How I prepare for the future
These days I think a lot about the future and where we're going.
It is really exciting to think about self-driving cars, robots or hoverboards. But it is also really scary to think about all the implications this brings to the economy and life in general.
When I started university in 2008, getting out of college with a degree in computer science meant you were the king of the world: great salary, tons of job opportunities and a growing industry.
Now, almost 8 years later, I read multiple articles saying that the basic programmer is getting outsourced more and more. Programming doesn't pay as much as it used to (although there are still tons of jobs around and the industry is growing as a whole), mainly because the competition is stronger than before (paradoxically). I believe the idea of universal income becomes stronger every day and I support it where I can. Unfortunately, I think most people don't see the implications of the future yet and are scared of additional costs. But that's another topic.

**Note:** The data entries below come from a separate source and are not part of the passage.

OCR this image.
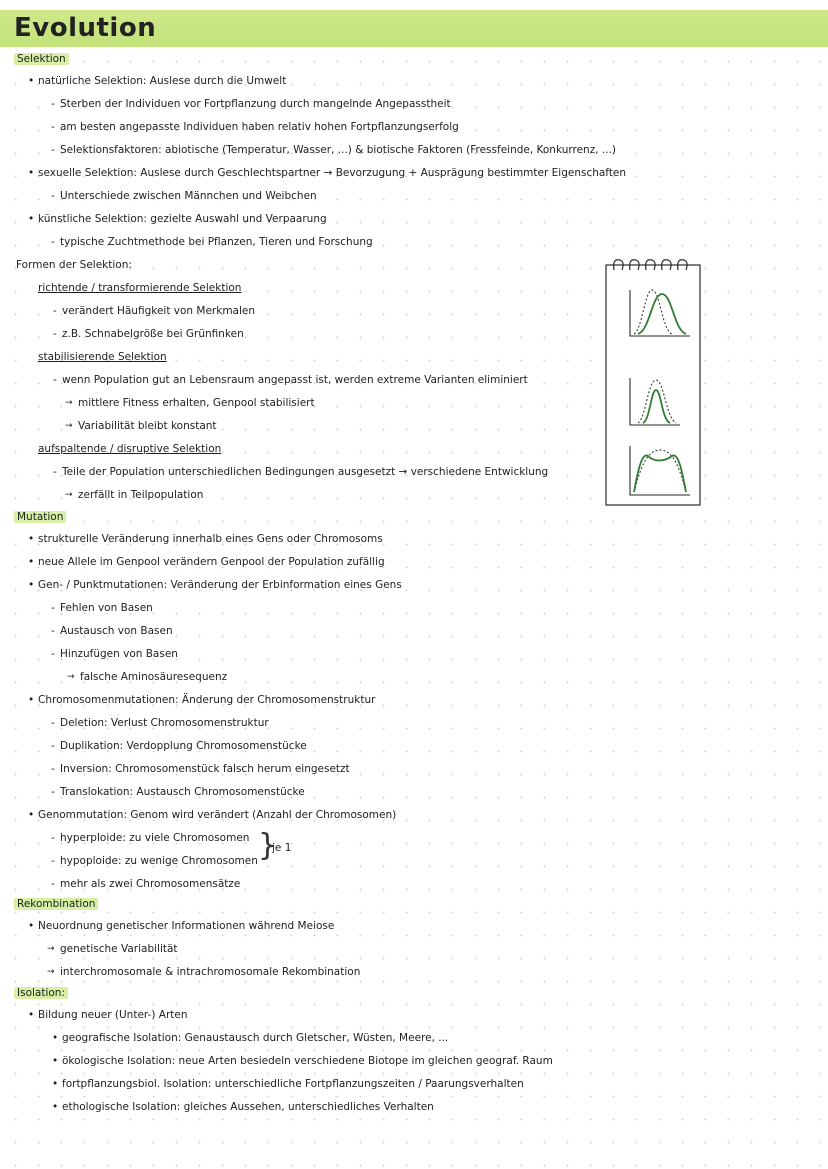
Evolution
Selektion
• natürliche Selektion: Auslese durch die Umwelt
- Sterben der Individuen vor Fortpflanzung durch mangelnde Angepasstheit
- am besten angepasste Individuen haben relativ hohen Fortpflanzungserfolg
- Selektionsfaktoren: abiotische (Temperatur, Wasser, ...) & biotische Faktoren (Fressfeinde, Konkurrenz, ...)
• sexuelle Selektion: Auslese durch Geschlechtspartner → Bevorzugung + Ausprägung bestimmter Eigenschaften
- Unterschiede zwischen Männchen und Weibchen
• künstliche Selektion: gezielte Auswahl und Verpaarung
- typische Zuchtmethode bei Pflanzen, Tieren und Forschung
Formen der Selektion:
richtende / transformierende Selektion
- verändert Häufigkeit von Merkmalen
- z.B. Schnabelgröße bei Grünfinken
stabilisierende Selektion
- wenn Population gut an Lebensraum angepasst ist, werden extreme Varianten eliminiert
→ mittlere Fitness erhalten, Genpool stabilisiert
→ Variabilität bleibt konstant
aufspaltende / disruptive Selektion
- Teile der Population unterschiedlichen Bedingungen ausgesetzt → verschiedene Entwicklung
→ zerfällt in Teilpopulation
Mutation
• strukturelle Veränderung innerhalb eines Gens oder Chromosoms
• neue Allele im Genpool verändern Genpool der Population zufällig
• Gen- / Punktmutationen: Veränderung der Erbinformation eines Gens
- Fehlen von Basen
- Austausch von Basen
- Hinzufügen von Basen
→ falsche Aminosäuresequenz
• Chromosomenmutationen: Änderung der Chromosomenstruktur
- Deletion: Verlust Chromosomenstruktur
- Duplikation: Verdopplung Chromosomenstücke
- Inversion: Chromosomenstück falsch herum eingesetzt
- Translokation: Austausch Chromosomenstücke
• Genommutation: Genom wird verändert (Anzahl der Chromosomen)
- hyperploide: zu viele Chromosomen
- hypoploide: zu wenige Chromosomen }
je 1
- mehr als zwei Chromosomensätze
Rekombination
• Neuordnung genetischer Informationen während Meiose
→ genetische Variabilität
→ interchromosomale & intrachromosomale Rekombination
Isolation:
• Bildung neuer (Unter-) Arten
• geografische Isolation: Genaustausch durch Gletscher, Wüsten, Meere, ...
• ökologische Isolation: neue Arten besiedeln verschiedene Biotope im gleichen geograf. Raum
• fortpflanzungsbiol. Isolation: unterschiedliche Fortpflanzungszeiten / Paarungsverhalten
• ethologische Isolation: gleiches Aussehen, unterschiedliches Verhalten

So I started to think about a process on how I can be prepared for the future, as best as possible. Be it for survival or out of simple interest. Here's what I came up with.
I want to put myself out of business - Gary Vaynerchuk
1. Check out interesting books that discuss the status quo and the future
In my case, I've looked at 5-6 books about the future and looked at all the topics they discussed. Ultimately, I really liked "The Industries of the Future" by Alec Ross. It gives a great overview, incl. introduction, to a lot of important developments in technology. That coupled with some deeper articles on interesting topics, as well as recommendations (at the end) of other books helps you to get an overview.
2. Cross-reference this knowledge with what thought leaders are saying
Now that you have a basic understanding of what's going to be relevant in the future, compare the ideas with what thought leaders are saying. A few that come to my mind in this regard are: Gary Vaynerchuk, James Altucher, Pieter Levels (aka levelsio), Seth Godin and Tim Ferriss (there are many more but the idea is to strengthen the base).
3. Have an action plan for all areas that will be relevant
You probably have around 5-10 topics that are going to be relevant at this stage. Write all of them into a spreadsheet. Now add three columns, titled step 1, step 2 and step 3.
Instead of steps you could also use timelines, but I haven't found the perfect ones yet, especially since some technology advances faster than others. I think something along the lines of 6 months, 18 months and 3-5 years makes sense, YMMV.
4. Start with the first steps
Now that you have the action plan and the necessary steps to stay relevant and knowledgeable in that area, start putting it into work. If it's a book you need to read, put it onto your list and write down when you're going to tackle it. If it's a topic you need to learn about, go research some tutorials or courses on the book. Meet the relevant people, etc. Sometimes you see it as only a financial opportunity, so try to estimate how much money is needed and how you can invest in it (there are multiple ways).
5. Do this every 6-12 months
I've learnt from James Altucher that future trends don't come and turn everything on its head within 6 weeks. It's more like 6 years. Or 60 years. Entirely dependent on the type of technology and tons of other variables, chances are that it will creep up on you slowly, so you have to revisit your spreadsheet from time to time to adjust, add and detract certain trends.
So what have I learnt?
So far I've come up with these areas of interest:
- 360 Video
- Virtual Reality
- Digital Finance/Money/FinTech
- Big Data
Depending on my level of understanding of the topic, I either put a book on my reading list or looked for certain tutorials to try my hands on the technology. In some cases I also calculated the time and money needed to invest in the technology.
Skills that won't be replaced as fast (Spring 2016)
There are three important skills that you need to have in order to stay competitive in the work force and a globalized economy.
- Languages, both technical and normal
Somebody has to program these robots and algorithms, so understanding how the technology works and how you can program it, is essential. Plus, the economy is getting more globalized by the second. This means, that different countries will start to dominate different industries. Being able to speak those languages, will put you into great demand or position of opportunity.
James Altucher likes to call today's economy "the idea economy" and I think it makes sense. While you can outsource knowledge and skill, you can't outsource creativity and ideas. One way to stay sharp is to think about ideas all the time, not even necessarily for businesses, but stuff that you're using, that you'd like to have, books that you'd like to write or read, anything you can imagine, think about ideas on how to improve it or change it for the better.
"You see, but you do not observe" is one of my favorite Sherlock Holmes quotes and it is very applicable to today's time and to the future. Being able to see patterns and opportunities is and will become increasingly more important with time. Now I'm not talking about certain patterns in a huge dataset, but cross-platform patterns. My economy teacher in high school used to say Intelligence is linking knowledge and I think this is exactly what is meant by pattern recognition.